2001年に独ムルナウ財団が、世界各地のフィルムを集めて修復した約2時間のバージョンが2008年現在存在する、最も完全に近いかたちと言われています。(※注)
このバージョンでは、紛失された場面は字幕説明で補われ、更に冒頭と終幕に、以下の格言が挿入されます。これは、脚本を書いたテア・フォン・ハルボウが著した小説版『メトロポリス』にもある言葉です。
「頭脳と手の仲介は心でなければならない」
大都市メトロポリスは、支配階級と労働者階級とに二分された階級社会。
支配階級の人々は富に満ち溢れた地上に住み、日毎娯楽に興じ、労働者階級の人々は支配階級の贅沢な生活を支えるために地下深くの工場で肉体労働を強いられています。

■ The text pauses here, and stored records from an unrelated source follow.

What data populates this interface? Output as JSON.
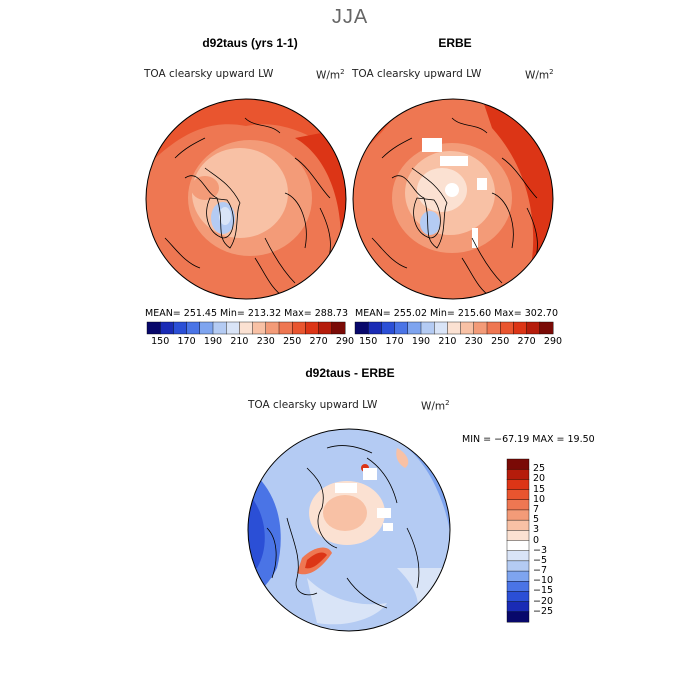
{
  "figure_title": "JJA",
  "panels": [
    {
      "title": "d92taus (yrs 1-1)",
      "subtitle": "TOA clearsky upward LW",
      "units": "W/m",
      "units_exp": "2",
      "stats": "MEAN= 251.45   Min= 213.32   Max= 288.73"
    },
    {
      "title": "ERBE",
      "subtitle": "TOA clearsky upward LW",
      "units": "W/m",
      "units_exp": "2",
      "stats": "MEAN= 255.02   Min= 215.60   Max= 302.70"
    }
  ],
  "diff_panel": {
    "title": "d92taus - ERBE",
    "subtitle": "TOA clearsky upward LW",
    "units": "W/m",
    "units_exp": "2",
    "stats": "MIN = −67.19 MAX =   19.50"
  },
  "colorbar_top": {
    "tick_labels": [
      "150",
      "170",
      "190",
      "210",
      "230",
      "250",
      "270",
      "290"
    ],
    "colors": [
      "#08086b",
      "#1a2bb5",
      "#2b4fd6",
      "#4a74e6",
      "#7ea4ef",
      "#b4cbf3",
      "#d9e4f7",
      "#fbe1d2",
      "#f8c1a5",
      "#f39b78",
      "#ee7752",
      "#e9552f",
      "#dc3516",
      "#b51c0b",
      "#7a0a06"
    ]
  },
  "colorbar_diff": {
    "tick_labels": [
      "25",
      "20",
      "15",
      "10",
      "7",
      "5",
      "3",
      "0",
      "−3",
      "−5",
      "−7",
      "−10",
      "−15",
      "−20",
      "−25"
    ],
    "colors": [
      "#7a0a06",
      "#b51c0b",
      "#dc3516",
      "#e9552f",
      "#ee7752",
      "#f39b78",
      "#f8c1a5",
      "#fbe1d2",
      "#ffffff",
      "#d9e4f7",
      "#b4cbf3",
      "#7ea4ef",
      "#4a74e6",
      "#2b4fd6",
      "#1a2bb5",
      "#08086b"
    ]
  }
}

ある日、メトロポリスの支配者ヨー・フレダーセンの息子フレダーが地上の楽園で遊んでいるところへ、地下世界からマリアという美女がみすぼらしい子供たちを連れて迷い込んできます。
「ごらん、あのかたがたも私たちの同胞なの」と子供たちに教え導くマリアの姿に、フレダーは魅了され、マリアの後を追います。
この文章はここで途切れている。